For the last year the Cloud Czars have been playing The Great Game with AI.
The term, coined in the 19th century around the imperialism of European powers, refers to tech industry leaders jostling for power around a paradigm shifting technology.
Artificial Intelligence is such a technology.
The Background
Having covered tech for over 40 years, I’ve seen this before. The best example is the battle between IBM and Microsoft over graphical interfaces. It was won by Windows and IBM never recovered. At the same time, Microsoft was battling with Apple over this issue, because Apple already had a GUI. Again, Microsoft prevailed, thanks to its OEM alliances.
But government does have a role to play in the Great Game. The Clinton Administration kept Microsoft from dominating the early Internet age with its antitrust suit. They were successful, signing a “consent decree” that hobbled Microsoft for over a decade. The decree wound up filling Microsoft with PR men and lawyers whose job it was to say “no” to innovation. I saw this for myself in my brief time as an analyst.
The Great Game can destroy even the biggest companies and turn startups into players. This happened during the last decade, in the clouds. Facebook, now Meta, went “all-in” on cloud, while bigger companies like GE, IBM, and AT&T held back. We know how that worked out.
You have no choice but to play the Great Game if you’re to remain a player.
Whose Game Is It?
If you define the game around data, this is a game for Cloud Czars only. If you look at things this way, Google faces an existential threat of either turning its huge data store into conversations or losing its position as a Cloud Czar. It’s Microsoft’s game to lose, Apple’s cards have yet to be played, and even mighty Amazon’s position is to be questioned. Those who see this as a “data game” love Meta stock.
You can also define the game by models, or by infrastructure. In every case, Microsoft sits atop the stack. That’s why they’re letting an asshole like Sam Altman have his head, with his grandiose claims of “artificial general intelligence,” his demands for (OpenAI favorable) government regulation, and his talk of a $7 trillion investment to make it all work. Is he Bill Gates? Is he Elon Musk? Or is he, as I suspect, more like John Patrick, a carnival barker with limited power whose bosses will rise or fall, but who will in the end be mostly forgotten?

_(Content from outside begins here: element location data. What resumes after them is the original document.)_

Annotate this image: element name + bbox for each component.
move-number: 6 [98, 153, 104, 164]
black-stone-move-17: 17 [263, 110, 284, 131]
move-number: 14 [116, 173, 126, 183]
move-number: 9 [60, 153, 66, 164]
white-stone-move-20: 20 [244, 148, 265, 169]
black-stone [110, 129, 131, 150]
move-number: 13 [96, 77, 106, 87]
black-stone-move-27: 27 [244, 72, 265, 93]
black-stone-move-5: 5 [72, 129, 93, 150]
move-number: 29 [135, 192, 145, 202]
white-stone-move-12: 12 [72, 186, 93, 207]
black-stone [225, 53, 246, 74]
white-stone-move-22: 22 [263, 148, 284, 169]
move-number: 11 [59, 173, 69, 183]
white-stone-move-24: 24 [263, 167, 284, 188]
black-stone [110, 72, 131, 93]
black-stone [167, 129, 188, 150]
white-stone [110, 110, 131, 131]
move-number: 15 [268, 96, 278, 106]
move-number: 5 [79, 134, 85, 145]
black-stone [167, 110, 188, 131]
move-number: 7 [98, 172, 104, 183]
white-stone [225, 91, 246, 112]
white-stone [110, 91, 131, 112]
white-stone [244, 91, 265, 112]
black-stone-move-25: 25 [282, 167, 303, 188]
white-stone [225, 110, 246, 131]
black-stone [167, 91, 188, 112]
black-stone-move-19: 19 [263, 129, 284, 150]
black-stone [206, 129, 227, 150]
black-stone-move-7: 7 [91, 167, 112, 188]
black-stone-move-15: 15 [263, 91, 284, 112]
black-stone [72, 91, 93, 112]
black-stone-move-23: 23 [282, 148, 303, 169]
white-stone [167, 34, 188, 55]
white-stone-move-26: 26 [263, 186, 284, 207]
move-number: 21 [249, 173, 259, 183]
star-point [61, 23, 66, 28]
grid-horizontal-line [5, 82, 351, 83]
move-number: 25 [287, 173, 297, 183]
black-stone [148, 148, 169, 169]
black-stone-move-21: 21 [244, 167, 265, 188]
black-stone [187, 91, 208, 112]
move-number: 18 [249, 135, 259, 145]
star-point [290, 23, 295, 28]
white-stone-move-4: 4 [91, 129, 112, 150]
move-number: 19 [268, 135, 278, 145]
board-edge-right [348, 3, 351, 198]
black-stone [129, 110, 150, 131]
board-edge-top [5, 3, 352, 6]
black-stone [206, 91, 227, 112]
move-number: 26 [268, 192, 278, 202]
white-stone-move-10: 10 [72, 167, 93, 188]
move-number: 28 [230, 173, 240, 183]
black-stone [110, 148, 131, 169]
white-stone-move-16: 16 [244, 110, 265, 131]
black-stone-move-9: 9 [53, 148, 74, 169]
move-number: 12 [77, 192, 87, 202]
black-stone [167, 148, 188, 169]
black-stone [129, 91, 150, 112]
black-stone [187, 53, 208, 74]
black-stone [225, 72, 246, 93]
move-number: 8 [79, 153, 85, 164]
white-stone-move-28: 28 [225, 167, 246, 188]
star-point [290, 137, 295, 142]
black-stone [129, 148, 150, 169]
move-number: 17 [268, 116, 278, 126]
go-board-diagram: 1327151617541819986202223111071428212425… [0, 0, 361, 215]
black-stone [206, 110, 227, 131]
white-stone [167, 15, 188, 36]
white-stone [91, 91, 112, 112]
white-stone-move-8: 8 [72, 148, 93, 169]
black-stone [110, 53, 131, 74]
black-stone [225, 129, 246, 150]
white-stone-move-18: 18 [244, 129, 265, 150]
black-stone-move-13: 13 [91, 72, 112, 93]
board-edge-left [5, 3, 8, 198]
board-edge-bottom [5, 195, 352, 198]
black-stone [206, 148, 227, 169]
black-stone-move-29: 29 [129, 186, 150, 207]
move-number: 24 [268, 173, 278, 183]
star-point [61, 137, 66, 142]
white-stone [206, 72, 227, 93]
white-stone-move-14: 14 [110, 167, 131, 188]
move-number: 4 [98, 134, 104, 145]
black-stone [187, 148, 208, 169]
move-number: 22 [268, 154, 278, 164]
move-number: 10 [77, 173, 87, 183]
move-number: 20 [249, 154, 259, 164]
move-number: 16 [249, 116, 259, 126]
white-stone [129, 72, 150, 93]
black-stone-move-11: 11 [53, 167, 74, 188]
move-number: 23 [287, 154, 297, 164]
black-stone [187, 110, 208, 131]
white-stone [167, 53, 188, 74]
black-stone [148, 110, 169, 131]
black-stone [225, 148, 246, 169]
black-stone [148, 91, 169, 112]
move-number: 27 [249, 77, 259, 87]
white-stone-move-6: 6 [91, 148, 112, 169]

There’s another way to define the game. That’s by application. Whose models, and data sets, are delivering the greatest productivity to the greatest number of people in the marketplace? Here I look at companies like Adobe, Salesforce and ServiceNow, Adobe is transforming corporate productivity with its new Generative AI applications. Salesforce and ServiceNow are building models using clients’ own data to deliver results.
This is what you need to know, however.
AI alone will win nothing for a customer. Palantir can’t keep Ukraine from being outgunned, and he can’t keep Israel from falling to its own hubris. This may be the most important lesson of the Great Game, when applied to technology. It’s the users who have the most power over it, for good or for ill.